The next day, there’s no swaggering pride in my heart, but something approaching gratitude as I hear what the Four Seasons kitchen does with my quarry. The members of the kitchen staff, many of them experienced boar-hunting locals, are excited by the quality of the meat, pale pink with a half-inch layer of snowy fat. What follows is the locavore meal of my life. Almost every ingredient on each plate is from the Big Island: grilled wild pig skirt steak with local goat cheese, tomatoes, and microgreens; pork chops with macadamia cream sauce. And then, as an homage to my Filipino heritage, a salty, tangy wild boar adobo, spiked with lashings of vinegar.

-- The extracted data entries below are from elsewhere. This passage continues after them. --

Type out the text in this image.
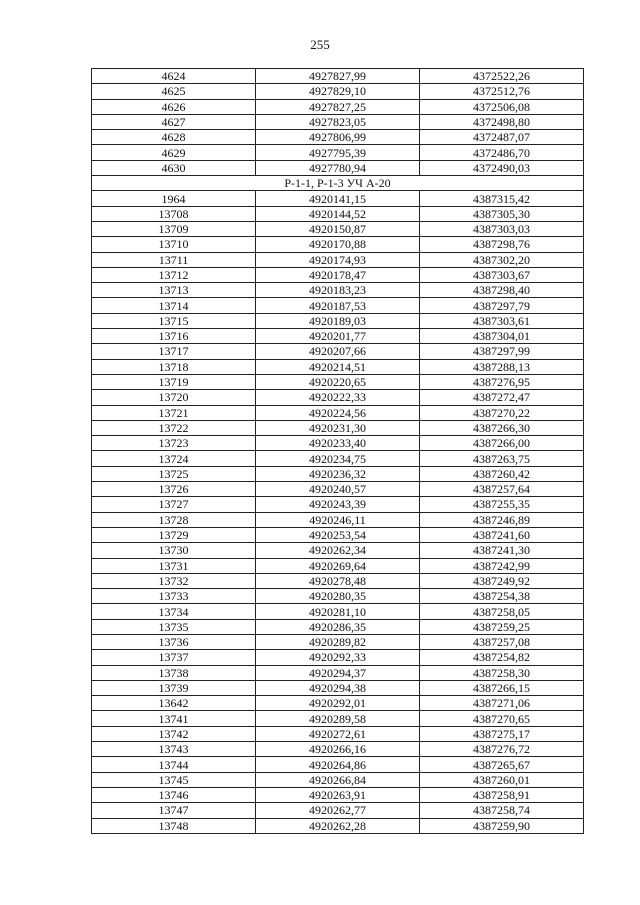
255
4624	4927827,99	4372522,26
4625	4927829,10	4372512,76
4626	4927827,25	4372506,08
4627	4927823,05	4372498,80
4628	4927806,99	4372487,07
4629	4927795,39	4372486,70
4630	4927780,94	4372490,03
Р-1-1, Р-1-3 УЧ А-20		
1964	4920141,15	4387315,42
13708	4920144,52	4387305,30
13709	4920150,87	4387303,03
13710	4920170,88	4387298,76
13711	4920174,93	4387302,20
13712	4920178,47	4387303,67
13713	4920183,23	4387298,40
13714	4920187,53	4387297,79
13715	4920189,03	4387303,61
13716	4920201,77	4387304,01
13717	4920207,66	4387297,99
13718	4920214,51	4387288,13
13719	4920220,65	4387276,95
13720	4920222,33	4387272,47
13721	4920224,56	4387270,22
13722	4920231,30	4387266,30
13723	4920233,40	4387266,00
13724	4920234,75	4387263,75
13725	4920236,32	4387260,42
13726	4920240,57	4387257,64
13727	4920243,39	4387255,35
13728	4920246,11	4387246,89
13729	4920253,54	4387241,60
13730	4920262,34	4387241,30
13731	4920269,64	4387242,99
13732	4920278,48	4387249,92
13733	4920280,35	4387254,38
13734	4920281,10	4387258,05
13735	4920286,35	4387259,25
13736	4920289,82	4387257,08
13737	4920292,33	4387254,82
13738	4920294,37	4387258,30
13739	4920294,38	4387266,15
13642	4920292,01	4387271,06
13741	4920289,58	4387270,65
13742	4920272,61	4387275,17
13743	4920266,16	4387276,72
13744	4920264,86	4387265,67
13745	4920266,84	4387260,01
13746	4920263,91	4387258,91
13747	4920262,77	4387258,74
13748	4920262,28	4387259,90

When I bump into chef Jim the day after the feast, he tells me his staff is going to use the other half of the boar at a Fourth of July barbecue. The word’s out at the resort that we went hunting, and waiters and other staff make a point of sharing their own stories of hunting boar. Walking along the beach, I look past the guests jogging or sunning, and I focus on Big Island locals gill-net fishing, carving edible limpets off the rocks where the surf crashes, or coming up for air after spearfishing. True locavore eating is everywhere here, often on resort menus that formerly depended on imported ingredients. Pig supplier Tom Asano told me that on the other side of the island there are wild pigs in the mango, banana, papaya, and avocado plantations. I make a mental note to come back next summer. Or, even more sustainably, given the carbon footprint of my overseas plane ticket, maybe I’ll just move here.